(社内配信メルマガに寄稿、一部を変えて再掲)




WEBは、さまざまに形を変えていきます。メディアであったり、コンテンツであったり、集客装置でもあり、また社会そのものでもあります。生活者や得意先とサクセス・シェアリングするために、私たち広告会社はWEBで何を志し、何をするべきか。 この根源的な問いかけの答えを探すにあたり、様々なWEBサービスのTAGラインやスローガンをヒントにしてみたいと思いました。





Google 「世界中のすべての情報を整理し尽くす」





Googleのスローガンとしては、“Don’t be evil.”も知られていますが、もっと有名なのが、こちらでしょう。これは「企業使命」として公表されているもので、原文は、"to organize the world's information and make it universally accessible and useful"になります。たんたんと情報を使いやすく整理するだけで、あれだけの集客力と情報価値を産み出しているのです。





Twitter 「地球の鼓動を伝えるプラットフォームになる」





Twitter社の秘密内部文書として知られている文言です。原文は、こうです。「10億のユーザーがいれば、Twitterは地球の鼓動そのものになる。新しい情報の速報システムというより、 むしろ複雑にネットワークされた神経系になりたい」 私たちに置き換えると、神経系としての広告というメタファー。広告の違う未来が見えてきます。 ちなみにTwitterのメッセージ記入欄の文言が、最近“What are you doing?”から“What’s happening?”に変更されて話題になりました。「いまどうしてる?」から「いま何が起きている?」に変わったわけで、個人のつぶやきにとどまらない幅広い情報のプラットフォームになったことをTwitterが正式に宣言したものとして捉えられています。

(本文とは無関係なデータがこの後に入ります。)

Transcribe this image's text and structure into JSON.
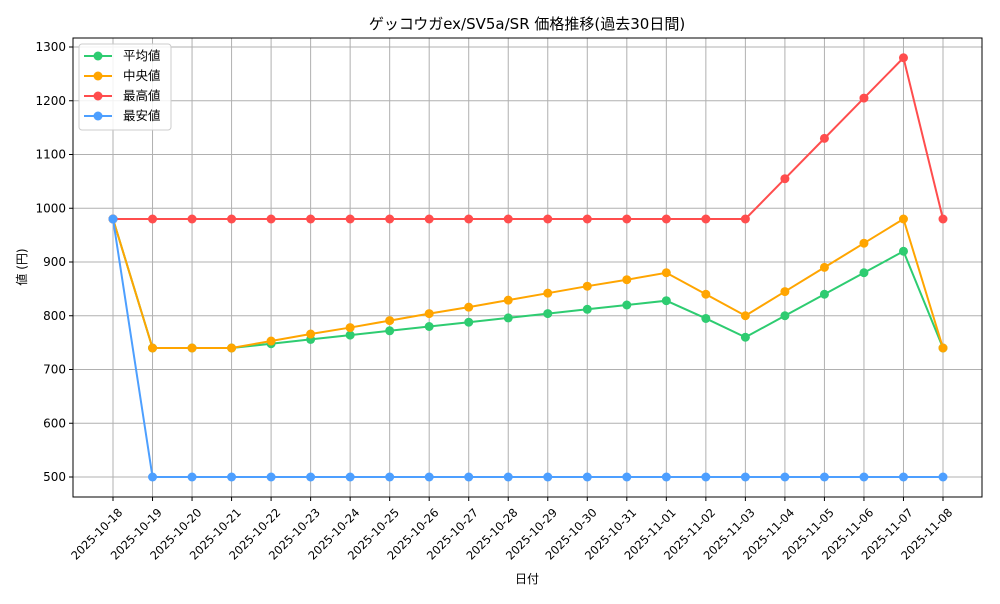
{
  "chart_data": {
    "type": "line",
    "title": "ゲッコウガex/SV5a/SR 価格推移(過去30日間)",
    "xlabel": "日付",
    "ylabel": "値 (円)",
    "ylim": [
      462,
      1320
    ],
    "yticks": [
      500,
      600,
      700,
      800,
      900,
      1000,
      1100,
      1200,
      1300
    ],
    "grid": true,
    "legend_position": "top-left",
    "categories": [
      "2025-10-18",
      "2025-10-19",
      "2025-10-20",
      "2025-10-21",
      "2025-10-22",
      "2025-10-23",
      "2025-10-24",
      "2025-10-25",
      "2025-10-26",
      "2025-10-27",
      "2025-10-28",
      "2025-10-29",
      "2025-10-30",
      "2025-10-31",
      "2025-11-01",
      "2025-11-02",
      "2025-11-03",
      "2025-11-04",
      "2025-11-05",
      "2025-11-06",
      "2025-11-07",
      "2025-11-08"
    ],
    "series": [
      {
        "name": "平均値",
        "color": "#2ecc71",
        "values": [
          980,
          740,
          740,
          740,
          748,
          756,
          764,
          772,
          780,
          788,
          796,
          804,
          812,
          820,
          828,
          795,
          760,
          800,
          840,
          880,
          920,
          740
        ]
      },
      {
        "name": "中央値",
        "color": "#ffa500",
        "values": [
          980,
          740,
          740,
          740,
          753,
          766,
          778,
          791,
          804,
          816,
          829,
          842,
          855,
          867,
          880,
          840,
          800,
          845,
          890,
          935,
          980,
          740
        ]
      },
      {
        "name": "最高値",
        "color": "#ff4d4d",
        "values": [
          980,
          980,
          980,
          980,
          980,
          980,
          980,
          980,
          980,
          980,
          980,
          980,
          980,
          980,
          980,
          980,
          980,
          1055,
          1130,
          1205,
          1280,
          980
        ]
      },
      {
        "name": "最安値",
        "color": "#4d9fff",
        "values": [
          980,
          500,
          500,
          500,
          500,
          500,
          500,
          500,
          500,
          500,
          500,
          500,
          500,
          500,
          500,
          500,
          500,
          500,
          500,
          500,
          500,
          500
        ]
      }
    ]
  }
}
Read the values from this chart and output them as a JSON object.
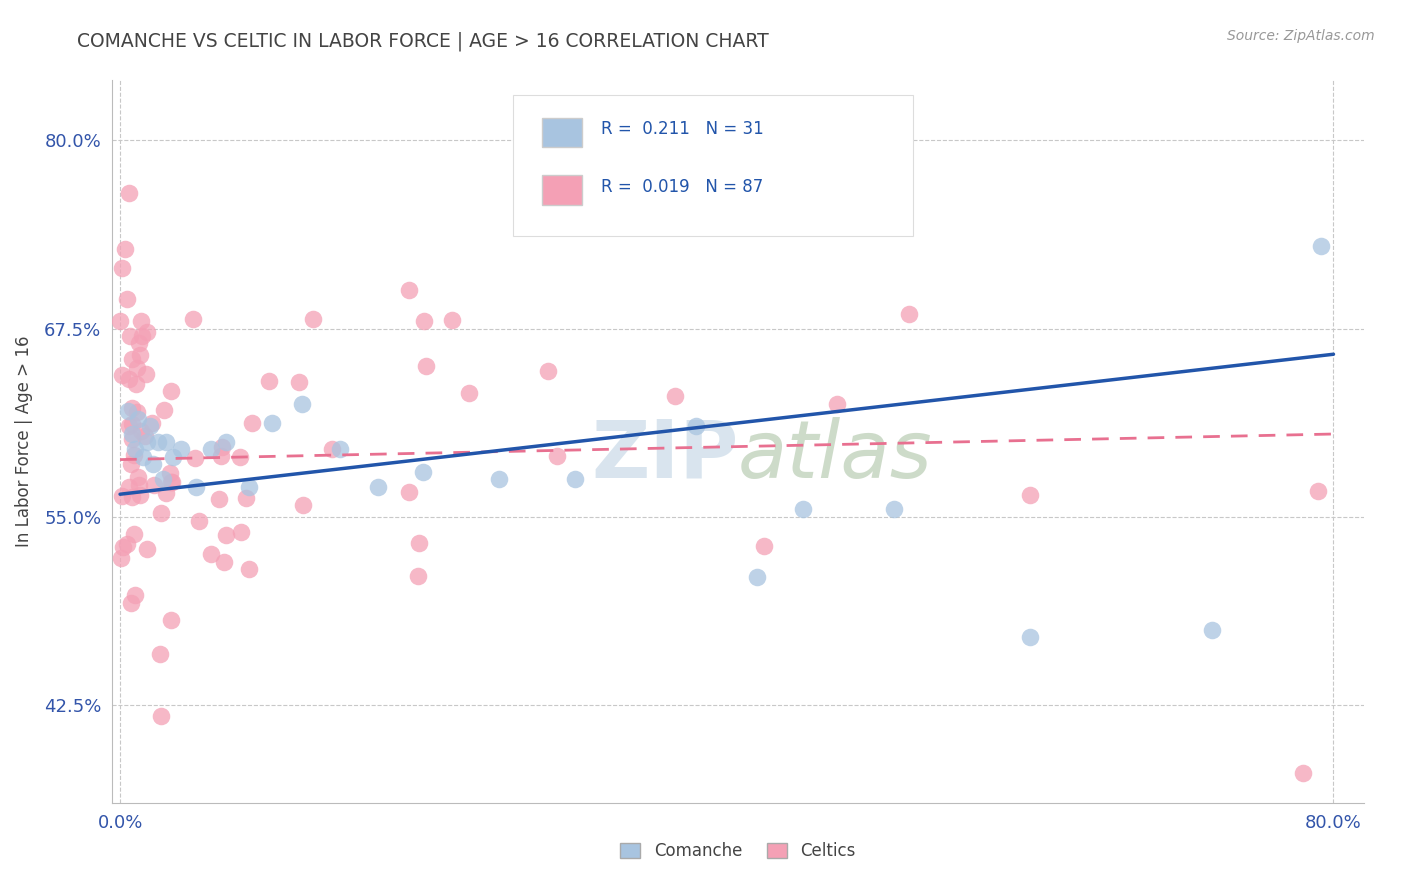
{
  "title": "COMANCHE VS CELTIC IN LABOR FORCE | AGE > 16 CORRELATION CHART",
  "source_text": "Source: ZipAtlas.com",
  "ylabel": "In Labor Force | Age > 16",
  "xlabel": "",
  "xlim": [
    -0.005,
    0.82
  ],
  "ylim": [
    0.36,
    0.84
  ],
  "xtick_labels": [
    "0.0%",
    "80.0%"
  ],
  "ytick_labels": [
    "42.5%",
    "55.0%",
    "67.5%",
    "80.0%"
  ],
  "ytick_vals": [
    0.425,
    0.55,
    0.675,
    0.8
  ],
  "xtick_vals": [
    0.0,
    0.8
  ],
  "grid_color": "#c8c8c8",
  "comanche_color": "#a8c4e0",
  "celtic_color": "#f4a0b5",
  "comanche_line_color": "#2255aa",
  "celtic_line_color": "#e87090",
  "comanche_R": "0.211",
  "comanche_N": "31",
  "celtic_R": "0.019",
  "celtic_N": "87",
  "legend_label_comanche": "Comanche",
  "legend_label_celtic": "Celtics",
  "title_color": "#444444",
  "source_color": "#888888",
  "tick_color": "#3355aa",
  "ylabel_color": "#444444",
  "comanche_line_start": 0.565,
  "comanche_line_end": 0.658,
  "celtic_line_start": 0.588,
  "celtic_line_end": 0.605,
  "watermark_zip_color": "#d0dce8",
  "watermark_atlas_color": "#c8d4c0"
}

YouTube “Broadcast yourself.”





これは、コピーライターの一人として、大好きなスローガンのひとつです。「自分自身を放送する」という、ある種の「夢」を簡潔に宣言したものです。最近、運営者がブログで、「YouTubeは、インターネットと情報における民主的な力のメタファーになっている」と宣言しています。確かに私たちにとっては、映像によって伝えられる真実の大きさを、再認識させられたWEBサービスのひとつでした。 「映像によって伝えられる真実」の大きさということで言うと、「生」の強さで殴りこんできたUstreamを忘れるわけにはいきません。





Ustream “you’re on.”





まさにYouTubeに対抗するかのように、高らかに宣言しています。「Ustreamは今までインターネットを支配してきた、あらかじめ録画された変化のないビデオでは成し得なかった、ブロードキャスターにも視聴者にも新しい可能性と経験の広がりを提供します。現在、ユーザーはあらゆるものをUstreamしています。」私たちにとっても目が離せないWEBサービスになってきていると思います。





Facebook “to give people the power to share and make the world more open and connected.”





世界最大のSNSサイトは、自社の使命をこのように述べています。「私たちの使命は世界をオープンにし、みんながつながることができる力を人々に与えること」これは、メディアの本質的な使命であり、そこを堂々と宣言できるところが「今の」インターネットのプレイヤーの自負だと思います。





Yahoo!JAPAN 「何をするにも、いつもそこにYahoo! JAPAN」





Yahoo!JAPANのスローガンです。あきらかにGoogleとは別の道を行き始めたYahoo!は、私には、もうひとつの「お茶の間」をつくろうとしているように見えます。「ライフ・エンジン」を標榜する同社は、宣言文の中でYahoo!を「のんびりとながめてみたり」という使用シーンを描いています。これは、なかなかに新しいと思うのですが、いかがでしょうか。





mixi 「社会に貢献する仕事をし、ゼロから新しい価値を創造していく」





ちょっとトンマナの違う硬いスローガンですが、凄いことを言っています。紹介します。「インターネットという今まで存在しなかった産業分野において、新しい価値をゼロから生み出し、育ててきたという自負を持ち、同時にこのような価値創造こそ、私たちが存在する理由です。コンピュータの世界でいうUNIXの出現等、あのサービスや技術によって時代が変わったと思われるそんな「新しい価値」を世の中に提供し続けていきます。」
次にレイヤーの違うWEBサービスですが、Evernoteを紹介します。





Evernote 「すべてを記憶する」





これは、実用的で、かつ人気のWEBサービスです。まさに「すべてを記憶する」ツールなので、ぜひ使ってみてください。文字どおり「使える広告」です。





以上、ざっと今人気のWEBサービスのスローガンを俯瞰してきましたが、これらの言葉には「何を志して」「何をしてきたか」が凝縮していると思います。 そこには、今私たちがWEB上で、「何を志して」「何をなすべきか」、得意先と生活者に「何を提供するべきか」という問いのヒントが満ち満ちていると思います。





それにしても、イケてる会社のスローガンは、かっこいいなぁ。